Sıcak dudaklar dudakları üzerinde gezinirken ve kaslı kollar belini sararken tekrar tekrar bundan etkilenmemesi gerektiğini hatırlattı kendine.
Bunları düşünürken sırtının rahat yatakla buluştuğunu hissetti. İkisinin de beklemediği şekilde öpücük sertleşmeye başlarken vücutları ahenkle dans ediyordu. Sehun'un sıcak dili ağzını keşfederken ve elleri belini okşarken anahtar aklından uçup gitmek üzereydi Luhan'ın.
Bunu fark ettiği an tıpkı düşündü gibi yapıp ellerini doladığı boyundan çekip geçtiği yerleri okşayarak alt bölgeye indi. Titreyen parmaklarıyla üzerindeki bedenin fermuarını indirdi. Dudaklara acemice karşılık vermeyi ihmal etmeden elini açtığı fermuardan içeri sokup anahtarı alacağı sırada hissettiği sertlik hareketini durdurmuştu.
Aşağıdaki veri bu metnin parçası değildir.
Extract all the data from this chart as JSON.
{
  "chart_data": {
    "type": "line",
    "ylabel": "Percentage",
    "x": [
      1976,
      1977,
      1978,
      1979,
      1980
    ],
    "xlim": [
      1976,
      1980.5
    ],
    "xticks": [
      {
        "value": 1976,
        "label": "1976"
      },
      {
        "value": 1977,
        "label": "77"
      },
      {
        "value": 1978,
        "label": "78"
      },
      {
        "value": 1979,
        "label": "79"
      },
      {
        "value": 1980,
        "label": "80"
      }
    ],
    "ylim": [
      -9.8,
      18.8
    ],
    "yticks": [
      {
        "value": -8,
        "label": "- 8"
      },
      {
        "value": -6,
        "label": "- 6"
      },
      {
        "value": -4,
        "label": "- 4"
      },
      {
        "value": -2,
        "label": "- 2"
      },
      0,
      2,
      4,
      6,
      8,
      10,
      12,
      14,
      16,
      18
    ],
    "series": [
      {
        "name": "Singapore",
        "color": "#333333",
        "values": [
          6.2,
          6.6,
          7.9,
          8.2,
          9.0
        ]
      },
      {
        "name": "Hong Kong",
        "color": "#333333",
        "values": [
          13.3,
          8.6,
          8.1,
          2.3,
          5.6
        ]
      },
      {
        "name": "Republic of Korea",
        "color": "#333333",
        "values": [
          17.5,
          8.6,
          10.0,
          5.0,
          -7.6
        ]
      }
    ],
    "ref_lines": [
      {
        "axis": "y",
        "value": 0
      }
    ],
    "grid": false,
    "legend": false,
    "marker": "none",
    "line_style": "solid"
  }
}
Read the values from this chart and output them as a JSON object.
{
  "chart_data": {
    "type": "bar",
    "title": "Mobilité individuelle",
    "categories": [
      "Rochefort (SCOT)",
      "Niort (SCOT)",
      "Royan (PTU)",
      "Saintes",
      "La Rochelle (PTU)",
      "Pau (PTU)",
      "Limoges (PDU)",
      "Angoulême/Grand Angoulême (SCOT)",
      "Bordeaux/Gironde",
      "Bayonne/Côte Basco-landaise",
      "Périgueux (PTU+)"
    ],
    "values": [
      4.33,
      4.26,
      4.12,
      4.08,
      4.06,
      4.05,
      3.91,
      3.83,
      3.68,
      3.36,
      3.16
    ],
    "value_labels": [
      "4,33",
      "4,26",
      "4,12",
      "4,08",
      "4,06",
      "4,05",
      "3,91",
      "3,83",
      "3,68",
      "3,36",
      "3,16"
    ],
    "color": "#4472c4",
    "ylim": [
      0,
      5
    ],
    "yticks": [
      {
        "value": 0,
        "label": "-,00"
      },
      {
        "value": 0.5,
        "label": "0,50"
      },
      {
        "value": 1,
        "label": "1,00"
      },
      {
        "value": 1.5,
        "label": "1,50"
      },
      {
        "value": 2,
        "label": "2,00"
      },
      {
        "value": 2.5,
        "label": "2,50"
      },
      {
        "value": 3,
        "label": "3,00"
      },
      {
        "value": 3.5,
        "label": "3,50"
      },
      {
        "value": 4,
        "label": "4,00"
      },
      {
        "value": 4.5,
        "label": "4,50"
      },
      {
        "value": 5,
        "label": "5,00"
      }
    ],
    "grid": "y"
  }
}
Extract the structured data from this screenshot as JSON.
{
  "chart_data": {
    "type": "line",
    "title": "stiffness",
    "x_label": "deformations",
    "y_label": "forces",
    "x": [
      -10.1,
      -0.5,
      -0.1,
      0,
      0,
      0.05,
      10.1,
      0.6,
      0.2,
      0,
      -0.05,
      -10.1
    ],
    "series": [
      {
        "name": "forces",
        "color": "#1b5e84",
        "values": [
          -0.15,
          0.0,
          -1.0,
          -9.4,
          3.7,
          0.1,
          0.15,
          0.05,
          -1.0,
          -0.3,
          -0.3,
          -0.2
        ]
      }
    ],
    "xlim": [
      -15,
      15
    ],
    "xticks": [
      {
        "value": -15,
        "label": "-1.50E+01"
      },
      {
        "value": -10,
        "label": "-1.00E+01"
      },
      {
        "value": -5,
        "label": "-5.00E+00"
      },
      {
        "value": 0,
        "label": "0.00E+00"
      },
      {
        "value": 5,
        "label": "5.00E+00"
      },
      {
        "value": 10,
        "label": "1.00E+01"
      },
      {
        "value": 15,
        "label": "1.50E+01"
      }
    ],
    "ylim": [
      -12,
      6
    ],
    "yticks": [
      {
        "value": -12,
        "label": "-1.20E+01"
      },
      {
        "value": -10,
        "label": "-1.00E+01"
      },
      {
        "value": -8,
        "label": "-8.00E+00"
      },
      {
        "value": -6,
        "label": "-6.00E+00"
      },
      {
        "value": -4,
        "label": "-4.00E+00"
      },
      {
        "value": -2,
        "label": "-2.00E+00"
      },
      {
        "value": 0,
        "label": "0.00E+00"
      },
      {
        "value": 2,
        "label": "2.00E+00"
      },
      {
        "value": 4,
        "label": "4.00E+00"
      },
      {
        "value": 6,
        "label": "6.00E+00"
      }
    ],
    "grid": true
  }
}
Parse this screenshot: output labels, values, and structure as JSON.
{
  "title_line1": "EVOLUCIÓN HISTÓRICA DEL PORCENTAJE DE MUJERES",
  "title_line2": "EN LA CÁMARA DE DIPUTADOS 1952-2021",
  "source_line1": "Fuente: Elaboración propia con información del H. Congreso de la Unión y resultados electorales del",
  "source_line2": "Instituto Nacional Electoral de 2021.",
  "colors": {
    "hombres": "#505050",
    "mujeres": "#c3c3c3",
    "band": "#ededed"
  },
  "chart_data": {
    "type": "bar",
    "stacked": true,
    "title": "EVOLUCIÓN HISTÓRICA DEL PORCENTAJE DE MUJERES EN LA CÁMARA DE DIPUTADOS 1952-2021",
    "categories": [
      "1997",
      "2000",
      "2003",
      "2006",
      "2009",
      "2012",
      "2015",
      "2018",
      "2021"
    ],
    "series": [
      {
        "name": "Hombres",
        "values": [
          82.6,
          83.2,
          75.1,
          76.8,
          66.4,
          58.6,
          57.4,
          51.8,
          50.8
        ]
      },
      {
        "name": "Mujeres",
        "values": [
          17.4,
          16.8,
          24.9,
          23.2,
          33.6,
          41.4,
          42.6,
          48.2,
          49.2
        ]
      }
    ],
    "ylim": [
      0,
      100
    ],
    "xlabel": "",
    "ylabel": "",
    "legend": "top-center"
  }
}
Elinin içinde kalp gibi atan sertliğe bu güne kadar hiç şahit olmamıştı. Gözleri kocaman açılmış, dudaklara karşılık vermeyi bırakmıştı. Beyni anahtarı alıp oradan kaçmasını emrediyordu fakat vücudu işlevini yitirmişti.
Sehun altındaki bedenin hareket etmeyi kestiğini gördüğünde ne yaptığını farkına vardı. Yumuşak dudaklardan ayrılıp önce pozisyonlarına sonra önündeki donmuş yüze bakıp aceleyle kalktı. Luhan onu fena tahrik etmişti ve ilk kez kendine hakim olamamıştı. Daha önce küçüğü incitmemek ve korkutmamak adına nefsine hakim olmuştu ama bu kez herşey çok hızlı ilerlemişti. Neyse ki işler sarpa sarmadan hatasını farkına varıp uzaklaştı.
Bir şey söylemeden beklerken küçük olan hızla yataktan kalkıp odadan çıkmıştı. Sanırım bir süre daha konuşmamaları için yeni bir sebepleri vardı artık.
Koşarak uzaklaşan bedenin ardından yatağa oturup başını ellerinin arasına alıp saçlarını karıştırdı. Luhan'ı incittiğini düşünmüştü, küçüğün planlarından habersizce.
***
Odada yaşananlardan sonra saatler geçmesine rağmen ikisi de tek kelime bile konuşmamışlardı. Sehun Luhan'ın aksine daha rahattı. Hatta küçüğün onu öptüğü anı hatırladıkça gülümsüyordu. Üzerinde düşündükçe hiçbir anlam veremese ve şaşırsa da yaşadıkları şey muhteşemdi ona göre.
Şimdi salonda birbirinden oldukça uzak iki koltukta otururlarken Sehun elindeki dergilere bakıyor, Luhan ise günlerdir kapalı olan telefonunu açmış mesajlara ve aramalara bakıyordu. Son aramadaki yabancı numaraya bakıp kaşlarını çattı. Hiç tanıdık gelmiyordu. Kim olduğu hakkında hiçbir fikri yoktu bu yüzden arayıp öğrenmeye karar verdi. Arama tuşuna basıp açılmasını beklerken Sehun da onu izliyordu.
"Alo?" Telefonun ucundan tanımadığı bir erkek sesi duyuldu.
"Merhaba, beni aramışsınız"
"Luhan?"
"Ah, beni tanımadın değil mi?"
Luhan olumsuz anlamda kafasını sallayıp telefonda olduğunu hatırladığında düz bir sesle 'hayır' dedi.
"Kimsiniz?"
"Cidden, sesimi hep çok beğenirdin. Şimdi ise tanımadın bile. Jongin ben. Kim Jongin"
Kim Jongin adını hafızasında biraz zorlayınca Luhan'ın yüzünde bir gülümseme oluştu. Eski komşularının yakışıklı oğlu Kim Jongin. Eskiden pek samimi değillerdi ama onun da dediği gibi Luhan Jongin'in sesini çok beğenirdi ve sürekli onun için şarkı söylemesini isterdi. Ama hiçbir zaman yakın arkadaş olmamışlardı.